Yalvaç bağlarının kıymetli günlerinde ise yaz günü bağlardan üzümler kesilip yakın yerleşim yerlerinde satılmaktaydı. Evlerde bol bol üzüm yenirdi. Bağ bozum zamanı gelince öncelikle kışın yiyebilmek için taneleri iri olan üzümler seçilir ve kışın yaş olarak tüketilmesi için özel bir karışım ilaca batırılıp evlerin serin ancak kış günü çok soğuk olmayan bölümlere saklarından asılarak bekletilirdi. Kışın misafir gelince veya değer verdikleri insanlar için depoladıkları alandan alıp ikram edilirdi. Ayrıca kurutulmak için bazı çeşit üzümler toparlanır ilaç içerisine batırılıp serilerek kurutulurdu. Kalan üzümler ise bağ bozumu günleri tamamen toparlanır bir süre bekletildikten sonra çuvallar içerisine doldurulup ağaç yalaklarda veya beton havuzlarda çiğnenerek çıkan üzüm suyu kaynatılarak pekmez üretimi yapılırdı.
Günümüzde ise eski üzüm çeşitliliği yerine zirai üretim amaçlı üzüm omcaları üzüm bağlarında yerini aldığından lezzet farklılığı oluşmuştur. Eskiden büzgülü, gemre gibi üzüm isimleri varken günümüzde ise Alfanzo, Red Blok, Salamon, Kripso ve Miçhel Pare gibi çeşitlerden bahsedilmektedir.
Bir çok iş alanı, üretim yapılan ürünler gibi üzüm bağları da Yalvaç anılarında yerini almıştır.
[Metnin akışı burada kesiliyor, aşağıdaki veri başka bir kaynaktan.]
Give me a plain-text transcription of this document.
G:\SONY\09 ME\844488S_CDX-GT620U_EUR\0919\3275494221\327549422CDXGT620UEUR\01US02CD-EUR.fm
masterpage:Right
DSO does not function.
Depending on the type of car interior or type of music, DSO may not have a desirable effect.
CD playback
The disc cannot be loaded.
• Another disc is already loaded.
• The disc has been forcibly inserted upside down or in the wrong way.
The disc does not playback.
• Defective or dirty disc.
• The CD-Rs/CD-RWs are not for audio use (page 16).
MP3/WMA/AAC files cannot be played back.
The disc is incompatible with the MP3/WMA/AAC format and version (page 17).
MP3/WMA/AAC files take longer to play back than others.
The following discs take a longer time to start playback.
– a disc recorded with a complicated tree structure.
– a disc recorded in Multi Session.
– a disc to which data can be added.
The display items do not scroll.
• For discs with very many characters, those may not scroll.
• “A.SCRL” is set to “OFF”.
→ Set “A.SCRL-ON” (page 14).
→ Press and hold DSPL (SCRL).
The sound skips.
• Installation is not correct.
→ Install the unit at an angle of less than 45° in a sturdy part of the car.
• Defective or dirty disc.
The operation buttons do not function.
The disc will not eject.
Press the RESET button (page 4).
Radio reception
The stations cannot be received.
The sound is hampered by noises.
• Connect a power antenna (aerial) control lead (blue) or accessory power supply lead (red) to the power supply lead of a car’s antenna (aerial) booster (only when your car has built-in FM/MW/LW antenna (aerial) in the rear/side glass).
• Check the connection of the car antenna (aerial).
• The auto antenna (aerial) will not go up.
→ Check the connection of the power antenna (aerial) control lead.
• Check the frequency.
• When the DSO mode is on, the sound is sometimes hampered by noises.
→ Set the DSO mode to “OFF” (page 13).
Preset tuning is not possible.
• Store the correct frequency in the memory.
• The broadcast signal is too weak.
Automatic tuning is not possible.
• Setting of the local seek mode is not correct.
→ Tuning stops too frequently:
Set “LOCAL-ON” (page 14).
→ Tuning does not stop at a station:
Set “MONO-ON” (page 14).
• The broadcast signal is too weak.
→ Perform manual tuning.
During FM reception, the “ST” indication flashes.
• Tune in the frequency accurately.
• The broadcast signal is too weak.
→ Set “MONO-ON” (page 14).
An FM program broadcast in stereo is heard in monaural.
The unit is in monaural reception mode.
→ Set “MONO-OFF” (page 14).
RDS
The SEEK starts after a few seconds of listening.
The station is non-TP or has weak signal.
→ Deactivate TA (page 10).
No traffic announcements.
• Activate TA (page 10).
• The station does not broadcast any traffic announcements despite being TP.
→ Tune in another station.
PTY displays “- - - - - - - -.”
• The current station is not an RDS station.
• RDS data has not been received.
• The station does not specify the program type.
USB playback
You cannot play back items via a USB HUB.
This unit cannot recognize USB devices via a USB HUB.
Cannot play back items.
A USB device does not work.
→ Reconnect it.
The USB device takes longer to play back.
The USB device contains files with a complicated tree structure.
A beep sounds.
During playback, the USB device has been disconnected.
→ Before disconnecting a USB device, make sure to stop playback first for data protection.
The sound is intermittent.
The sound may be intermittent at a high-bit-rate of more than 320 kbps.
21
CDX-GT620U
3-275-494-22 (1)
Kentleşme artıp büyük aileler çekirdek aileye dönünce bağların bakımı zorlaşmış ve çok büyük bir alanı kaplayan bağlar kalmamıştır. Günümüzde Kızılcanın arka kısımlarında birkaç bağ kalmış olup onların haricindeki bağlar Gemen, Kuyucak, Bağkonak ve bahtiyar köylerindedir. Bu köylerde ise verim çok olsun diye ziraat ürünü değişik üzüm omcaları dikilmiş ve Yalvacın bilindik üzümleri tam anlamıyla bitmiştir. Üzümler olgunlaşıp açık hal pazarında satılmaya başladığında iri üzümleri görüp sorduğumuzda değişik isimleri duymaya başladık. Eski üzümlerin tadlarını bilenler oldukca eski üzümlerin tadını veren üzümleri aramaktadır. Eski üzümlerin Büzgülü, Gemre gibi isimleri varken yeni üzümler Alfonzo,gibi isimlerle adlandırılmaktadır. Yerli üzümleri bulabildiğimize şükrederek onarında kaybolmadan kalması için dua etmekten başka yapabileceğimiz bir şey yoktur.